米国の感染症に関する第一人者でありアメリカ国立アレルギー・感染症研究所(NIAID)所長としてHIV、エボラ出血熱、SARSなどの危機を体験してきたアンソニー・スティーヴン・ファウチ博士は3月、「アメリカ人の4分の1が命を落とす可能性がある、それもベストケース・シナリオ(最善の場合)でだ」とコメントし、4月2日には米紙ニューヨーク・タイムズがpodcast配信する「The Daily」で「これは公衆衛生を襲ったこれまでにない悪夢だ」と述べた。

この文字通りの世界的ショックのさなかで、また、「ポスト・コロナ」あるいは「with コロナ」ともいわれるこれからの世界でわれわれに必要とされるのは、一体どんな心の持ち様なのだろうか。
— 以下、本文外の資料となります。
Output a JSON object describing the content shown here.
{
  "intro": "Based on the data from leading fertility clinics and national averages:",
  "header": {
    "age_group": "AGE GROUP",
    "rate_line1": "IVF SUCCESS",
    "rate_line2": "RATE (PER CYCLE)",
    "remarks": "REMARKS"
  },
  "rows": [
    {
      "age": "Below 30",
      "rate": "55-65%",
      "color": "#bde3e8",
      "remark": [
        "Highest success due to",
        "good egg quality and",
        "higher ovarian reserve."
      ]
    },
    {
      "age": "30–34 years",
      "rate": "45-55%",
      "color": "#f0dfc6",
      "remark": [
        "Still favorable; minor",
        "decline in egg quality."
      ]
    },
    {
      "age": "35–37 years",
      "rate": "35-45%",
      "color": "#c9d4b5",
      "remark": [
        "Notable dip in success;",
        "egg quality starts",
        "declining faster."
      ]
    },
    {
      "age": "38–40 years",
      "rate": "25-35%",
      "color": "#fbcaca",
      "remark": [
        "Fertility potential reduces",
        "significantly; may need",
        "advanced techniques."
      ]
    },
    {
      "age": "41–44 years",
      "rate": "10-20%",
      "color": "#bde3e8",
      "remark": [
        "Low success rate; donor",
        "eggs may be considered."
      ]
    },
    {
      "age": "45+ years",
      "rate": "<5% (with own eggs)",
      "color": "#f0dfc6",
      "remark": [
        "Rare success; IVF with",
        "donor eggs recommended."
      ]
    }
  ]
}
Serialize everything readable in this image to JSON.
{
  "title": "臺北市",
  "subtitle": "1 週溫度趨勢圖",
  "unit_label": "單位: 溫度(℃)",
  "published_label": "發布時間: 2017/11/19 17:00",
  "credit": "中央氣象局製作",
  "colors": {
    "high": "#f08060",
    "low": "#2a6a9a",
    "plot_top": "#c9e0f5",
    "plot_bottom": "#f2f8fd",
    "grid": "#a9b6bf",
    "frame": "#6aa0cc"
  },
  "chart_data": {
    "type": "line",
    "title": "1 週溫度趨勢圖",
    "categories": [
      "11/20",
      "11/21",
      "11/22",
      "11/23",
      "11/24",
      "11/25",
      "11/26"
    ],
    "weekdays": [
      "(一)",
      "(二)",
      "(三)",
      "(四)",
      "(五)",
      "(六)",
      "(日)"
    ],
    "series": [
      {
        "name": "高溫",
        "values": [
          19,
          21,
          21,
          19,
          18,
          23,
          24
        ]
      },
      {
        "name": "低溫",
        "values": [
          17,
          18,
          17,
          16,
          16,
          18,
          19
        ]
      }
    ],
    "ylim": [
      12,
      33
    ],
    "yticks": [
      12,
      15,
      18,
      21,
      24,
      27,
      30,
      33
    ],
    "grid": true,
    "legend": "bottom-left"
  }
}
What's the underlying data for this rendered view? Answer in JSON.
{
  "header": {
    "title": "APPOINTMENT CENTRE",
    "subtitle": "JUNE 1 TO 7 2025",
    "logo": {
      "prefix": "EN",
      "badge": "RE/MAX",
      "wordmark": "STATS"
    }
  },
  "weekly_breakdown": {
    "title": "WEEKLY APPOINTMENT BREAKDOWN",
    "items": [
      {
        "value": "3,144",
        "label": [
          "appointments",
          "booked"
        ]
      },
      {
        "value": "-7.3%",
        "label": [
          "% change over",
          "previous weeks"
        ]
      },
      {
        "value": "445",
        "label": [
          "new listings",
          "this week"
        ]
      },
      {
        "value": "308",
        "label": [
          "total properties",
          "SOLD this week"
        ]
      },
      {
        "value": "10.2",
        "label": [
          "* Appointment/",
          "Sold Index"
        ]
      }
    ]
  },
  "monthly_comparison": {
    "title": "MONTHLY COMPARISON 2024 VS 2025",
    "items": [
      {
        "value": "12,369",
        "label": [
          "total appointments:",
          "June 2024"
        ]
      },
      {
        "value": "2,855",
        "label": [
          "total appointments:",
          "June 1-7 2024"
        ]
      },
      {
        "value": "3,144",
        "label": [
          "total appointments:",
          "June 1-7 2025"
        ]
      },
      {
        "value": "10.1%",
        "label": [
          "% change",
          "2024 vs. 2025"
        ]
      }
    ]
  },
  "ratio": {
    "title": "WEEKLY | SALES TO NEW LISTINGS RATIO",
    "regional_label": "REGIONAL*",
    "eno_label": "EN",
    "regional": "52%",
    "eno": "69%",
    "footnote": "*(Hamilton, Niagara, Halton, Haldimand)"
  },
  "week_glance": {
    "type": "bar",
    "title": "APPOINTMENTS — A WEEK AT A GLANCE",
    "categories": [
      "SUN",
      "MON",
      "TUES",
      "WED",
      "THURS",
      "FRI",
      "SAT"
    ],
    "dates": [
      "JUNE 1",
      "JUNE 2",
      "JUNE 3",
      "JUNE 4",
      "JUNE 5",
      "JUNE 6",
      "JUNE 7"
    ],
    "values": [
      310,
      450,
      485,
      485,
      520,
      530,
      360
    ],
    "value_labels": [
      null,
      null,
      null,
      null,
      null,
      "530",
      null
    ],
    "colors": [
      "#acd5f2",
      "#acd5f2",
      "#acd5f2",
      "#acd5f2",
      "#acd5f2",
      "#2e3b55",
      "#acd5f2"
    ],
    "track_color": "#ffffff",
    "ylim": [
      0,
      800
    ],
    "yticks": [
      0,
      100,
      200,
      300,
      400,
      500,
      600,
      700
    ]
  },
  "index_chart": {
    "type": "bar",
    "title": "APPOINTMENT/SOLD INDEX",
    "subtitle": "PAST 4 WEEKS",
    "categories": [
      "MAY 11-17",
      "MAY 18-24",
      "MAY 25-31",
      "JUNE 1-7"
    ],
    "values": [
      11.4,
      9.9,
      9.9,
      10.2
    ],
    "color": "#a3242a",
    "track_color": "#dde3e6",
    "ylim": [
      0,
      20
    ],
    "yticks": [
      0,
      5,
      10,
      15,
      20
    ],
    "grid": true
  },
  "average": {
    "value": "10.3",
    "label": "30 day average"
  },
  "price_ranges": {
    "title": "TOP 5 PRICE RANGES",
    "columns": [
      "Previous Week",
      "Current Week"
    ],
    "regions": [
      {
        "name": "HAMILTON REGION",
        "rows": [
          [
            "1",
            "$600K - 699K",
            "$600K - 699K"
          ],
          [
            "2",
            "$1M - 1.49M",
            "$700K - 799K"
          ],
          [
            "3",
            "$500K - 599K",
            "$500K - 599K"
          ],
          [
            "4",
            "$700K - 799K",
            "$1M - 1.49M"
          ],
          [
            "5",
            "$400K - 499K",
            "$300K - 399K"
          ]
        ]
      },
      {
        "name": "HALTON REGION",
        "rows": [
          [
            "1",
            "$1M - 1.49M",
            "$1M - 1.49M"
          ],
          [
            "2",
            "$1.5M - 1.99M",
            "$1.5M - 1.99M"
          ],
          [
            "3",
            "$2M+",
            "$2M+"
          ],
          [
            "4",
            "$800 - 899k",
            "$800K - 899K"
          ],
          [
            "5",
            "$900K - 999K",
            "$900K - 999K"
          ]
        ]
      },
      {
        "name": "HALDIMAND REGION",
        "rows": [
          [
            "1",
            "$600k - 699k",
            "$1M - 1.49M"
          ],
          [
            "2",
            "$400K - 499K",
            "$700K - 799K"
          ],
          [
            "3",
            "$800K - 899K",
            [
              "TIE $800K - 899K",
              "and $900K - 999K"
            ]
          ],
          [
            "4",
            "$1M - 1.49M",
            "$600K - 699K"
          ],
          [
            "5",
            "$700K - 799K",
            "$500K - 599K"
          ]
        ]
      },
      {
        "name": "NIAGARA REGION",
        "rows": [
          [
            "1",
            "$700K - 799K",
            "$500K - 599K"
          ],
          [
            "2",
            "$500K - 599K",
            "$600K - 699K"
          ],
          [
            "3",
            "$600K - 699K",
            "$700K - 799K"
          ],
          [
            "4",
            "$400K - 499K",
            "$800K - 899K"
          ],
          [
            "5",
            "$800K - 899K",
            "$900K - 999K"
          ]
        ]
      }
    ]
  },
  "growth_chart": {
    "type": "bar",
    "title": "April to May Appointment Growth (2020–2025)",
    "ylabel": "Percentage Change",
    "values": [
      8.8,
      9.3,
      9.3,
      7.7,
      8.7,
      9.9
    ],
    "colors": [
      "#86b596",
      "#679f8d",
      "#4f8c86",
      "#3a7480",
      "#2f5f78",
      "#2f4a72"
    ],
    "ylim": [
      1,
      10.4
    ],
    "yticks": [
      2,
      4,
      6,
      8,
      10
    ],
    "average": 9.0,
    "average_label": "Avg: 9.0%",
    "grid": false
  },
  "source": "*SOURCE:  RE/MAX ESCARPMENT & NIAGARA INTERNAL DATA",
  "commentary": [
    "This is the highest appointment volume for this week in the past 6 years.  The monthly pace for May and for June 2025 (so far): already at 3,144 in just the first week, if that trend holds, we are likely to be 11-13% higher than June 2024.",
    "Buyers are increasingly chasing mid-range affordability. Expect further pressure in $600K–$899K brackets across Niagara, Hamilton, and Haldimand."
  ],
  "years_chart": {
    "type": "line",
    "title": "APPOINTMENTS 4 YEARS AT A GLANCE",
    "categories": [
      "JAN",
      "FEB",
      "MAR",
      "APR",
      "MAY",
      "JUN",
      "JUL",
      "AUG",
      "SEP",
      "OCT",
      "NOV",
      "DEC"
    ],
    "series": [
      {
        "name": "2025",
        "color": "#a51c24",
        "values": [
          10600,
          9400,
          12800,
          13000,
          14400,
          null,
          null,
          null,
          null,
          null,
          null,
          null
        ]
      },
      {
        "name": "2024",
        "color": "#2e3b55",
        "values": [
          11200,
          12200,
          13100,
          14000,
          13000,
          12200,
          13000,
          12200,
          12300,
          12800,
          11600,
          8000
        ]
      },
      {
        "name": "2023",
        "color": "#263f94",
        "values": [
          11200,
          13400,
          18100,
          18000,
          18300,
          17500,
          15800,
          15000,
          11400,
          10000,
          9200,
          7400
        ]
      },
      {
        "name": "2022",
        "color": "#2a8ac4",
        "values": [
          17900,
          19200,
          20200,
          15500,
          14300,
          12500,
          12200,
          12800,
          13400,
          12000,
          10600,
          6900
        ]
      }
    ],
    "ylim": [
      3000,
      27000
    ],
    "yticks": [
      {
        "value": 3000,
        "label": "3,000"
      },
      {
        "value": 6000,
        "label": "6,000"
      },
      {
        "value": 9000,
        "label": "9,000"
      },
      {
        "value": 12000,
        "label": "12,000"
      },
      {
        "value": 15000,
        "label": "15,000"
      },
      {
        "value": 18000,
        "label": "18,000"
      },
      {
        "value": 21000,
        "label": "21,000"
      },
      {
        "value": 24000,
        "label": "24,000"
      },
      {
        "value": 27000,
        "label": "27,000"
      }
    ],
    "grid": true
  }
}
さかのぼること5年前、2015年の4月、東京大学大学院入学式で情報理工学系研究科長の坂井修一氏が以下のような式辞を述べている。今、耳を傾ければ、今回の世界的ショックのさなかに生きる我々にとっての、指針となるメッセージとも響く。許諾を得たため、その全文を転載する。


「解消しない不安や悩み」こそが重要


このたび、東京大学大学院に入学ならびに進学された皆さん、本日は本当におめでとうございます。また、皆さんを物心両面で支えてこられたご家族・関係者の方々におかれましても、このよき日をお迎えになったことを心よりお祝い申しあげます。

これから皆さんは、知の専門家として、さらなる一歩を踏み出すことになります。これまで学部や修士課程で得た学術的知識、培ってきた洞察力や新しい思考法などをさらに高度なものとし、やがて独自の知的生産を行っていくことになるわけです。

皆さんは今、希望に燃えているとともに、「はたして自分に何がどこまでできるのだろうか」という不安をかかえているのではないでしょうか。また、「将来希望する職業につけるだろうか」、「指導教員や研究室の人達とうまくやっていけるのだろうか」、「学生生活を長く続けることで家族や恋人に迷惑をかけるのではないか」、といった悩みをお持ちかもしれません。

私自身もそうでした。

私は、大多数の皆さんの2倍以上の年月を、すでに生きております。本学理学部を卒業し、修士課程・博士課程を工学系研究科で過ごし、学位を得てから29年、教育研究を職業として、どうにかやってきました。その私が大学院に入学するときに抱いていた不安や悩みのいくつかは、その後、大きく深くなりこそすれ、解消することはありませんでした。意外に思われるかもしれませんが、それこそが私自身の一番大切なことだったと思うのです。